As for the applications of genomic data, as I mentioned, there are really, really many of them. I mean, when it comes to research groups, they tend to focus on certain types of analyses of genomic data. Some research groups are more after, let’s say, population genomics; others are more focused on genomics of diversity, and still, others may be interested in some kind of GWAS-oriented or selection signature-oriented analyses. So, it really depends on the personal interests of research groups and people.

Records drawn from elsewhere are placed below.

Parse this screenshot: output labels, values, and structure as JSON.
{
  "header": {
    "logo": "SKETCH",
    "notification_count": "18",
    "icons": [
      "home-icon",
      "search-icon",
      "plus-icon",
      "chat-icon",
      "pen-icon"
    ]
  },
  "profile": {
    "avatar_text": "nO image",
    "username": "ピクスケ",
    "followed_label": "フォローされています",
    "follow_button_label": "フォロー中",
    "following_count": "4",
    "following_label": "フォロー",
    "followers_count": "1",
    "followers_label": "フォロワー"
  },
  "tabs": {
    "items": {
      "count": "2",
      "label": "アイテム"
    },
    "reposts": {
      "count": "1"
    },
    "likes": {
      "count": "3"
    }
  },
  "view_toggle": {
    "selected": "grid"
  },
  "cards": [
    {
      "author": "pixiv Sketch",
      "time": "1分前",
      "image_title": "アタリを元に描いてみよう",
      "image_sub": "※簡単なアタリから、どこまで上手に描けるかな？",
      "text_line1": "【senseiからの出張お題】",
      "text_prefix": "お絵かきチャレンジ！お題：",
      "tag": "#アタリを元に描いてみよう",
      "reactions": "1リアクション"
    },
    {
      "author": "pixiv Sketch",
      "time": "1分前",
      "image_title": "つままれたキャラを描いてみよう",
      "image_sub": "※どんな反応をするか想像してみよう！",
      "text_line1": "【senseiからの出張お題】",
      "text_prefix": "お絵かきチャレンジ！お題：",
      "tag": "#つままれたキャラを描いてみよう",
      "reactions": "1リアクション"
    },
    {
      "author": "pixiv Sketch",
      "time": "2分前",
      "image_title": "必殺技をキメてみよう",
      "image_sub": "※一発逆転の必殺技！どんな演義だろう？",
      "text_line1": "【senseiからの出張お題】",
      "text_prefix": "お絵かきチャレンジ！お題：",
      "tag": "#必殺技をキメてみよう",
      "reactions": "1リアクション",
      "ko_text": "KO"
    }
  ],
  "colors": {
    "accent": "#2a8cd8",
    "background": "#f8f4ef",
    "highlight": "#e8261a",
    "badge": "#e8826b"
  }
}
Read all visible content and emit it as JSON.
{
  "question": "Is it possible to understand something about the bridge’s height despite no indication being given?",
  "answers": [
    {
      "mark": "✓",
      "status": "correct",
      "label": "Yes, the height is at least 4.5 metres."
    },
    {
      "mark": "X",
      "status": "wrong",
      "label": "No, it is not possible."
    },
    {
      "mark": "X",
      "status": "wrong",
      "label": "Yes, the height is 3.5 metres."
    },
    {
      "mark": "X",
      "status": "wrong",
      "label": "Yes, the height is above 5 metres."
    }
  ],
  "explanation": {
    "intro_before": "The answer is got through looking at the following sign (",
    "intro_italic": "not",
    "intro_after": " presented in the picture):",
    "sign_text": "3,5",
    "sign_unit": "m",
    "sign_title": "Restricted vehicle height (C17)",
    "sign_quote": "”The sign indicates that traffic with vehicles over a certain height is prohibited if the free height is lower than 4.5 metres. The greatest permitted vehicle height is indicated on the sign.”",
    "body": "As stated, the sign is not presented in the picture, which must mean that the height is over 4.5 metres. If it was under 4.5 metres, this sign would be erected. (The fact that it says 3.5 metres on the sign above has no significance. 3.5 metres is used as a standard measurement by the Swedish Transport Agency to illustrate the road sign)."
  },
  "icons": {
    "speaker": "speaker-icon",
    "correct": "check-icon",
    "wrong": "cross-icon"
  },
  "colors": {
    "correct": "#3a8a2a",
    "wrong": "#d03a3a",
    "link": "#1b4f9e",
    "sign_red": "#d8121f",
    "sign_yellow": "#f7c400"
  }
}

There are lots of possible applications, and some of them we already mentioned on this channel, and certainly, we will mention others as well at some point. Also, during these lecture series, we will talk about some of these. So, you could use the genomic data to compute the admixture proportions between populations. In the case of crossbreeding, you can compute genomic relatedness. You can use it for genome-wide association studies, selection signatures, genomic selection, genomic inbreeding coefficients, and all kinds of stuff.

We will do everything eventually, but for now, we arrive at the end of this lecture, and I want to end it with a short summary. So, we talked about the SNP markers that are being genotyped with high-throughput machines that determine the genotype of these SNPs in a cost-efficient manner. At the end, what we get are large text files that could be further analyzed. While these text files have various ways of how the SNPs are expressed, or the genotypes are expressed for these biallelic SNPs, these could be the various nucleotide coding or numeric coding. There are also various possibilities of how the missing data is denoted.

Overall, these SNP chips are a very standard way of how to deal with genotype data in basically all populations, and SNP chips with different densities exist for many species.

So, we end here today. I thank you for your time you spent on this video, and I’m looking forward to seeing you again at the next lecture. So, thank you again, and have a very nice day.